Because an individual cannot sustain the personal loss of a law suit or the destruction of their property they turn to an insurance company to pool their risk with hundreds of thousands of other residences. This recognizes the probability of damage and spreads that risk over a large number of residences. The insurance company charges enough to be able to pay those losses when they occur. Your state insurance commissioner is very concerned about the adequacy of the insurance companies admitted in your state.
While there are various types of home insurance policies, I will confine my comments to the most common, the HO-3 Homeowner’s policy. Coverage A in a homeowner’s policy covers your residence. The coverage includes additional items but does not cover land or water. It doesn’t cover trees except as covered in “incidental coverages.”
Coverage B covers related structures on the property. It has the same restrictions as Coverage A and doesn’t cover any business structures, except for a residence on the property that you lease to others. It covers you garage
Coverage C covers the personal property that you either own or are responsible for. This is a very important coverage and contains internal limits on selected classes of property such as money, securities, jewelry, guns and watercraft. Misunderstandings often arise about this coverage and it should be discussed thoroughly with your insurance agent. Modifications of this coverage are relatively inexpensive and an unpaid claim is an expensive way to discover that you weren’t adequately covered.
Coverage D pays the necessary and reasonable increase in living cost you incur when your household meets with an insured loss. The company will try to get you back into your residence as quickly as possible but will make sure that you are able to maintain your normal standard of living during the repairs.

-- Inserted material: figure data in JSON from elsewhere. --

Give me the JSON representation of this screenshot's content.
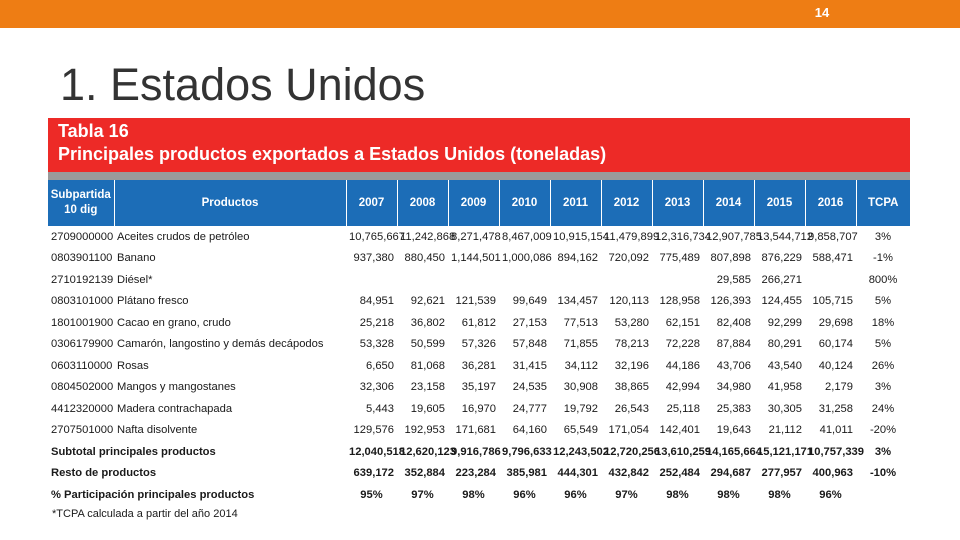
{
  "slide": {
    "page_number": "14",
    "title": "1. Estados Unidos",
    "accent_color": "#ee7d14"
  },
  "table": {
    "label": "Tabla 16",
    "caption": "Principales productos exportados a Estados Unidos (toneladas)",
    "header_color": "#1c6db7",
    "band_color": "#ed2a27",
    "headers": {
      "subpartida": "Subpartida",
      "subpartida2": "10 dig",
      "productos": "Productos",
      "years": [
        "2007",
        "2008",
        "2009",
        "2010",
        "2011",
        "2012",
        "2013",
        "2014",
        "2015",
        "2016"
      ],
      "tcpa": "TCPA"
    },
    "rows": [
      {
        "code": "2709000000",
        "product": "Aceites crudos de petróleo",
        "values": [
          "10,765,667",
          "11,242,868",
          "8,271,478",
          "8,467,009",
          "10,915,154",
          "11,479,899",
          "12,316,734",
          "12,907,785",
          "13,544,712",
          "9,858,707"
        ],
        "tcpa": "3%"
      },
      {
        "code": "0803901100",
        "product": "Banano",
        "values": [
          "937,380",
          "880,450",
          "1,144,501",
          "1,000,086",
          "894,162",
          "720,092",
          "775,489",
          "807,898",
          "876,229",
          "588,471"
        ],
        "tcpa": "-1%"
      },
      {
        "code": "2710192139",
        "product": "Diésel*",
        "values": [
          "",
          "",
          "",
          "",
          "",
          "",
          "",
          "29,585",
          "266,271",
          ""
        ],
        "tcpa": "800%"
      },
      {
        "code": "0803101000",
        "product": "Plátano fresco",
        "values": [
          "84,951",
          "92,621",
          "121,539",
          "99,649",
          "134,457",
          "120,113",
          "128,958",
          "126,393",
          "124,455",
          "105,715"
        ],
        "tcpa": "5%"
      },
      {
        "code": "1801001900",
        "product": "Cacao en grano, crudo",
        "values": [
          "25,218",
          "36,802",
          "61,812",
          "27,153",
          "77,513",
          "53,280",
          "62,151",
          "82,408",
          "92,299",
          "29,698"
        ],
        "tcpa": "18%"
      },
      {
        "code": "0306179900",
        "product": "Camarón, langostino y demás decápodos",
        "values": [
          "53,328",
          "50,599",
          "57,326",
          "57,848",
          "71,855",
          "78,213",
          "72,228",
          "87,884",
          "80,291",
          "60,174"
        ],
        "tcpa": "5%"
      },
      {
        "code": "0603110000",
        "product": "Rosas",
        "values": [
          "6,650",
          "81,068",
          "36,281",
          "31,415",
          "34,112",
          "32,196",
          "44,186",
          "43,706",
          "43,540",
          "40,124"
        ],
        "tcpa": "26%"
      },
      {
        "code": "0804502000",
        "product": "Mangos y mangostanes",
        "values": [
          "32,306",
          "23,158",
          "35,197",
          "24,535",
          "30,908",
          "38,865",
          "42,994",
          "34,980",
          "41,958",
          "2,179"
        ],
        "tcpa": "3%"
      },
      {
        "code": "4412320000",
        "product": "Madera contrachapada",
        "values": [
          "5,443",
          "19,605",
          "16,970",
          "24,777",
          "19,792",
          "26,543",
          "25,118",
          "25,383",
          "30,305",
          "31,258"
        ],
        "tcpa": "24%"
      },
      {
        "code": "2707501000",
        "product": "Nafta disolvente",
        "values": [
          "129,576",
          "192,953",
          "171,681",
          "64,160",
          "65,549",
          "171,054",
          "142,401",
          "19,643",
          "21,112",
          "41,011"
        ],
        "tcpa": "-20%"
      }
    ],
    "summary": [
      {
        "label": "Subtotal principales productos",
        "values": [
          "12,040,518",
          "12,620,123",
          "9,916,786",
          "9,796,633",
          "12,243,502",
          "12,720,256",
          "13,610,259",
          "14,165,664",
          "15,121,171",
          "10,757,339"
        ],
        "tcpa": "3%"
      },
      {
        "label": "Resto de productos",
        "values": [
          "639,172",
          "352,884",
          "223,284",
          "385,981",
          "444,301",
          "432,842",
          "252,484",
          "294,687",
          "277,957",
          "400,963"
        ],
        "tcpa": "-10%"
      },
      {
        "label": "% Participación principales productos",
        "values": [
          "95%",
          "97%",
          "98%",
          "96%",
          "96%",
          "97%",
          "98%",
          "98%",
          "98%",
          "96%"
        ],
        "tcpa": ""
      }
    ],
    "footnote": "*TCPA calculada a partir del año 2014"
  }
}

Coverage D also covers the loss of rents you might experience in the event of a covered loss. If you have an apartment on the premises and it is damaged by a covered loss, this section would apply. There are other limits and extensions in this section that require your attention if you are leasing property.
There are number of ancillary coverages including credit cards, trees, fire department charges, debris removal, emergency removal of covered property and grave markers.
There are several pages of definitions and exclusions which should be read. Most confusion arising from a homeowner’s policy come from this part of the policy. Many people think that a homeowner’s policy pays for routine maintenance or deterioration.
Coverage L covers personal liability and provides that the company will pay up to the limits for expense that you are liable for because of bodily injury or property damage that happens on your premises.
Coverage M covers medical payments to others and provides necessary medial expenses if they are incurred on your property and result in bodily injury.
There are several pages of definitions and limitations on liability coverage.
The policy then defines your responsibilities. You must notify the company of a loss, you must cooperate and many other responsibilities.
At the back of the policy are a number of “endorsements” which changes the policy. These apply to specific types of property such as trading cards, animals, a roof and others.
Together the HO-3 Homeowner’s policy is a package of protection that is sufficiently broad to meet the requirements of both lenders and homeowners. Special additional coverages are offered and should be considered. Many of these additional coverages can be included in the basic policy.